In contrast with Wolfgang Amadeus Mozart, very little was known about Johann Sebastian Bach’s early years until recently. His early works, such as the Easter cantata “Christ lag in Todesbanden ” or the “ Actus tragicus ”, reveal a composer who achieved mastery at a young age, but not the route to this status.  
In Weimar , Peter Wollny and Michael Maul have discovered copies of works by Dietrich Buxtehude (chorale fantasia “Nun freut euch , lieben Christen gmein ”) and Johann Adam Reinken (chorale fantasia “An Wasserflüssen Babylon”) in the hand of the twelve- to fifteen-year-old Bach. They are in the usual tablature notation of the period, which enabled keyboard music to be written out making the most economical use of space on the page.

Corrections in Bach’s own hand show that he played these extremely demanding works at an early age. A further annotation reveals that he was a pupil of the Lüneberg organist Georg Böhm by 1700. Altogether, this discovery represents new material of fundamental importance for Bach research.

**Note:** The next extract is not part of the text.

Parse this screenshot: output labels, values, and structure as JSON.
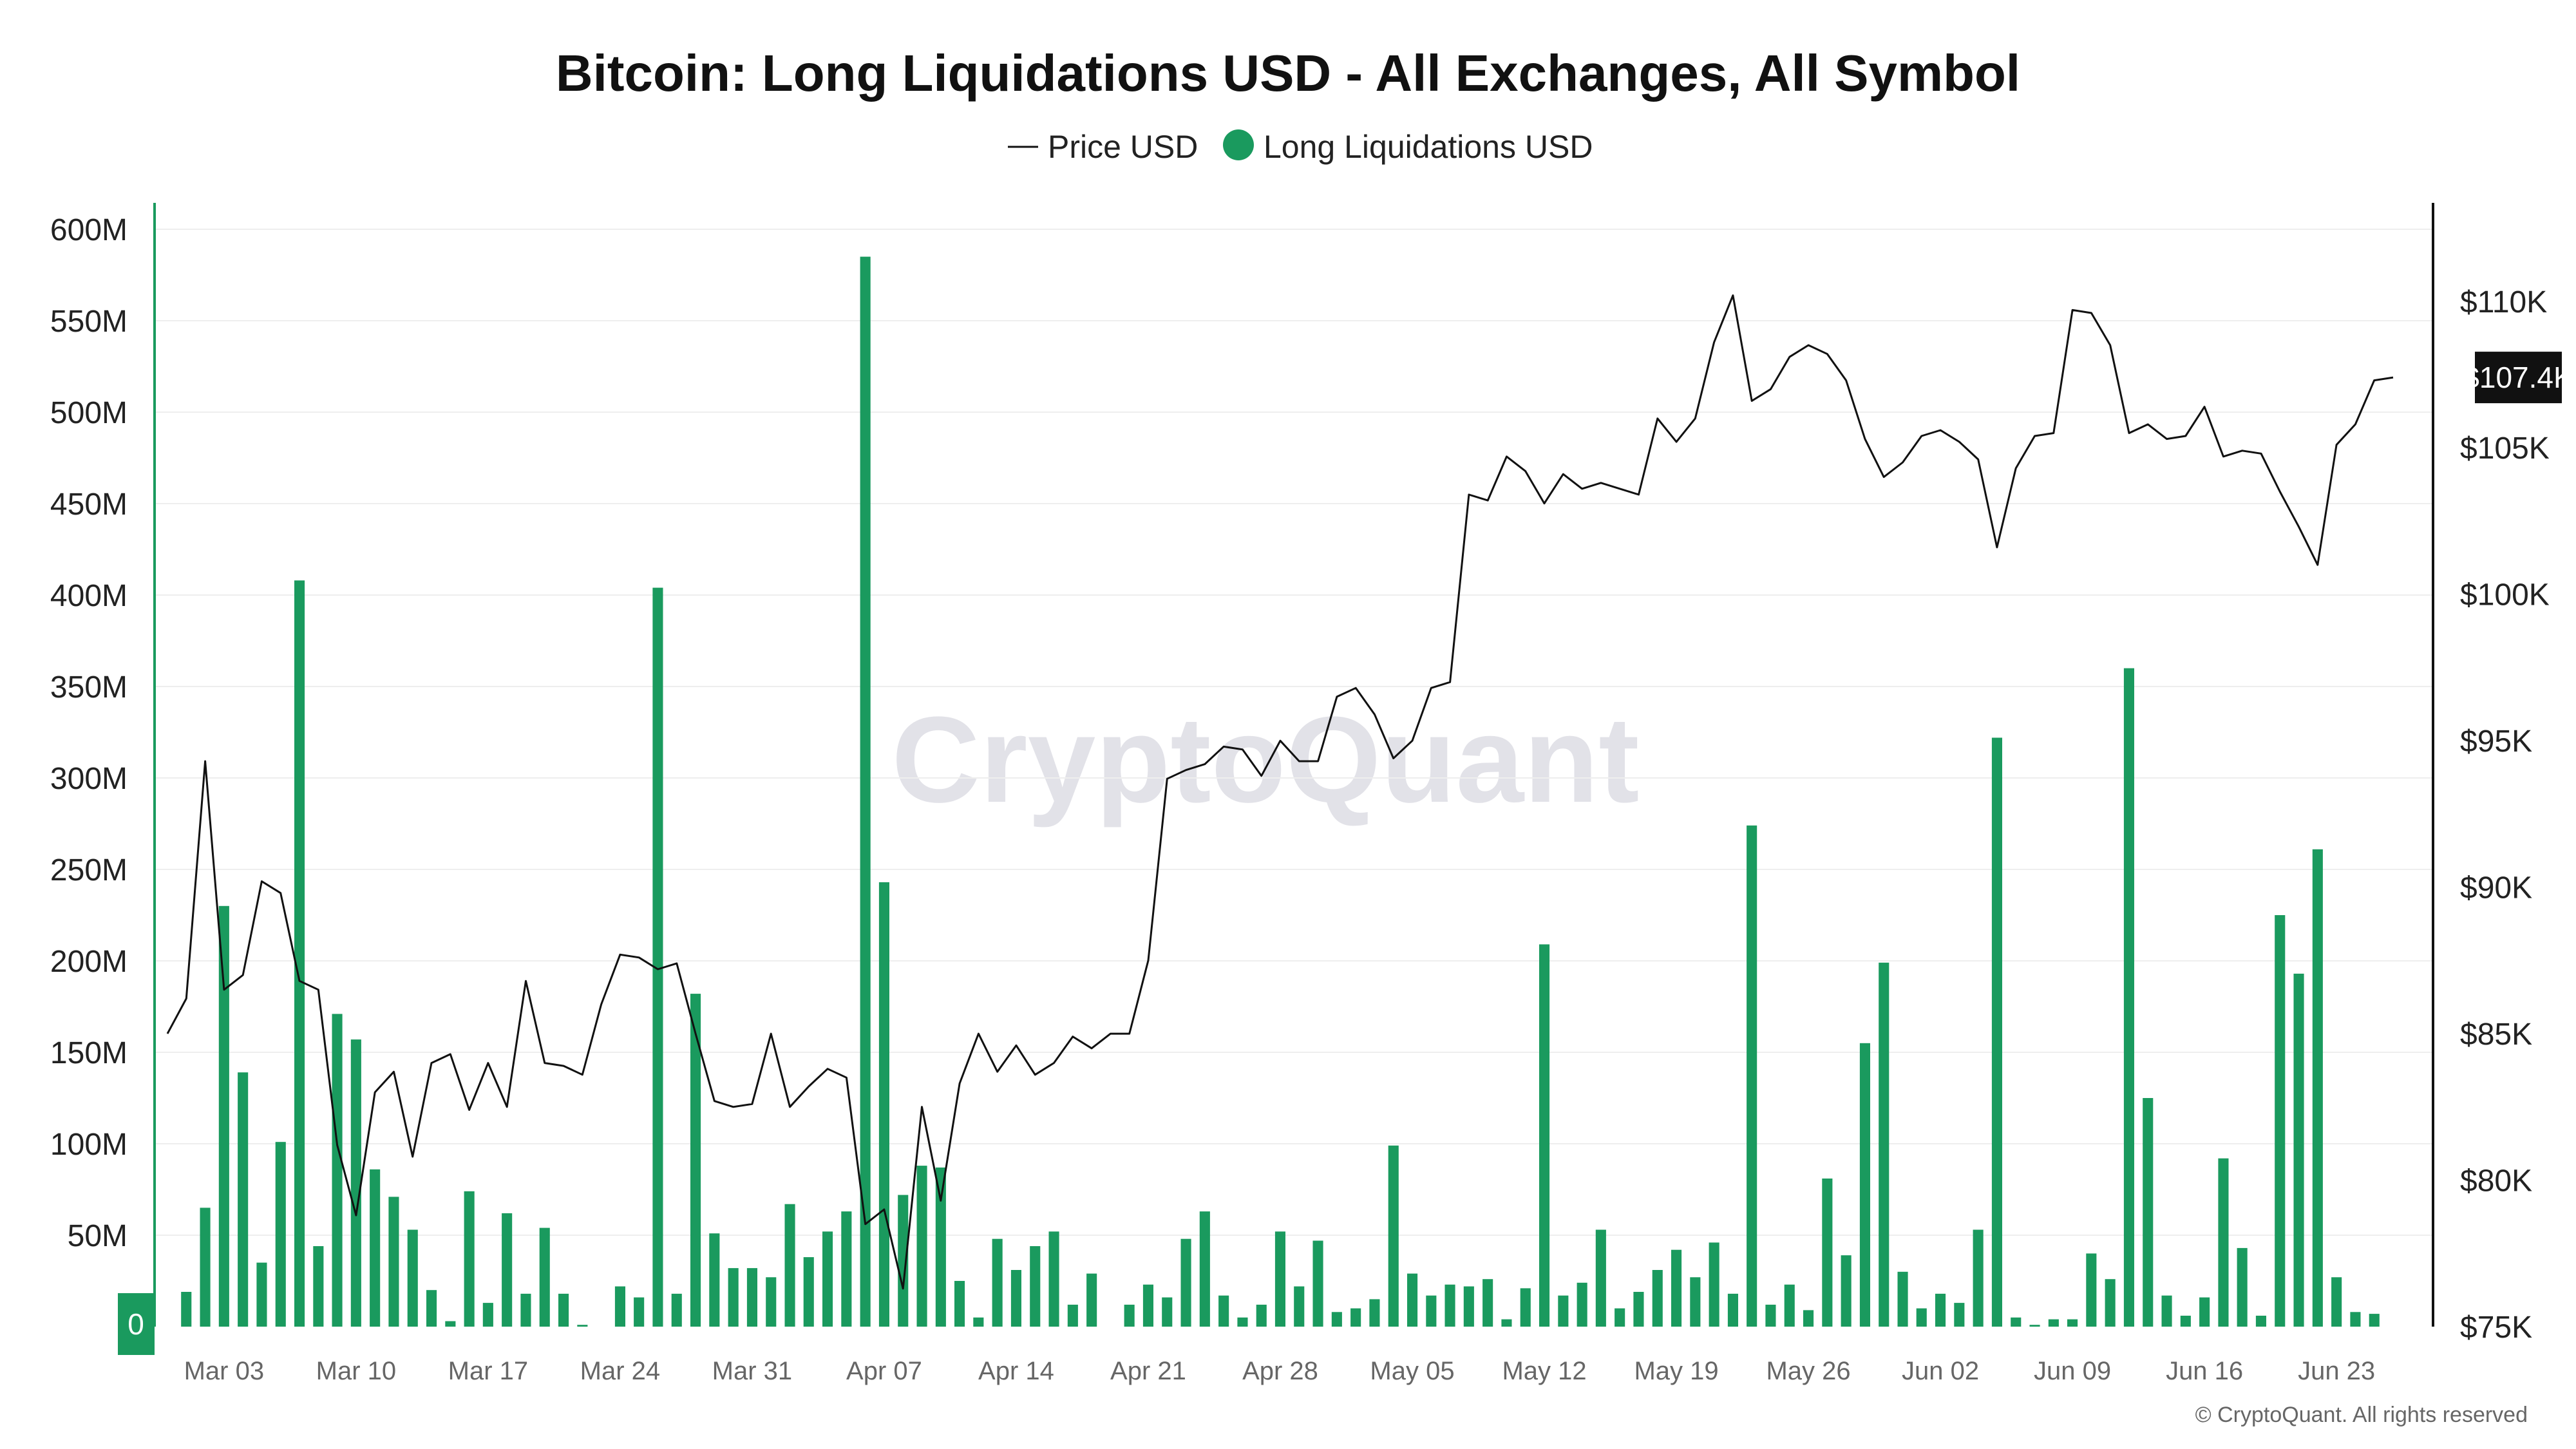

The full-colour facsimile reproduces the manuscripts in their original form, as separate leaves and folded sheets. Bach’s transcriptions are accompanied by the copies made by his pupil Johann Martin Schubart , which include some unknown works by Johann Pachelbel . Faithful transcriptions of all the works into modern notation facilitate study of the manuscripts and also enable them to be performed.